What resources do you have?

An organisation or individual may have written records and photographs. You may also have information about other sources such as people of interest, or knowledge of other sources of information.

You may also provide equipment, office space and administrative assistance. In cases where little information seems to be available, it is not uncommon for a professional historian to uncover material that ultimately proves to be valuable. Historians are well versed in seeking out a wide range of material in libraries, archives, museums and private hands.

Importantly, you need to consider how to fund the production of the history.


What will a history cost?

The cost of employing a professional historian will depend on the scope of the history you decide to commission. Some organisations and individuals find it helpful to engage a professional historian to assist in designing the project and in selecting the person who will undertake it.

The budget should include the historians professional fees, fees for any research assistance, a allowance for research outlays (for example, for photocopying, obtaining documents from research repositories and government departments, audio or video-cassette tapes and CDs, scanning, copying or purchasing photographs, maps and other visual materials) and the cost of any travel or associated expenses.

The expenditure on the finished product may include printing and associated publication costs, the payment of reproduction fees, editing and/or proofreading, indexing, marketing fees for a publication, programming and reproduction costs for a CD-ROM, fees for website presentations, the copying and distribution costs for reports and documents.

The Professional Historians Association of Queensland (PHA Qld) website includes an up-to-date recommended Scale of Fees, as recommended by our national body PHA. The fee charged by a professional historian will depend upon their qualifications and experience, and the type and time period of the specific project.


Briefs and contracts

After discussion with the professional historian selected for the work, a clear brief and contract needs to be drawn up. Generally a brief needs to be agreed upon before the formal contract is finalised.

A brief could include a short account of the background of the project, an outline of the scope and scale of the work, the timetable, method of presentation, archival resources known to be available, requirements for consultation with or briefing of interested parties, and budget.

A contract needs to include deadlines, schedule of payments, royalty payments, particular conditions, access to records, rights and obligations of both parties (including copyright), confidentiality provisions, coordination responsibilities, insurance requirements and a procedure for dealing with any disputes that may arise, including circumstances where the client is unwilling to accept the historians recommendations.

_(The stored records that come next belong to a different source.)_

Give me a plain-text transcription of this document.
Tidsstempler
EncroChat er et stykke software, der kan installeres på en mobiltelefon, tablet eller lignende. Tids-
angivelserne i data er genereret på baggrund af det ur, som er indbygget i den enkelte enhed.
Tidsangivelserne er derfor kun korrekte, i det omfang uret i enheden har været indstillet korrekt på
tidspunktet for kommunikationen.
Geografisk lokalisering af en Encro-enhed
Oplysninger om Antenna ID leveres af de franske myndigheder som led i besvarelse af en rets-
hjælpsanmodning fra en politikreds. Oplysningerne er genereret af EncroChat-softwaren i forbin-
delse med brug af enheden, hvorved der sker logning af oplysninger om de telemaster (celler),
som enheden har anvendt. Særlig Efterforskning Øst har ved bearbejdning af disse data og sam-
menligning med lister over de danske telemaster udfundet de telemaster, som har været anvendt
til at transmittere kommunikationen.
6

How to find an accredited professional historian

The PHA (Qld) website includes a directory of consultant historians who are qualified and experienced to undertake commissioned historical work. You may decide to invite proposals from registered individuals. In particular, PHA (Qld) offers a fast track employment service to members and to assist potential clients, by electronically transmitting information and queries about potential contracts through our regular eBulletin which is sent out to all members.

PHA (Qld) members can assist you to determine the type and length of history you need and a budget that takes into account the Scale of Fees recommended for the engagement of accredited professional historians in Australia. PHA (Qld) can provide advice regarding contracts, timeframes and so on. In effect, PHA (Qld) can help you to ensure that appropriate professional standards are maintained.

PHA (Qld) can advertise the position on your behalf direct to its members. If you decide to advertise or call for tenders through newspapers or other media, your organisation should consider specifying that applicants must be eligible for accreditation as professional historians. Consideration could also be given to engaging a professional historian to assist with the interview and employment process and/or to sit on the committee overseeing the project.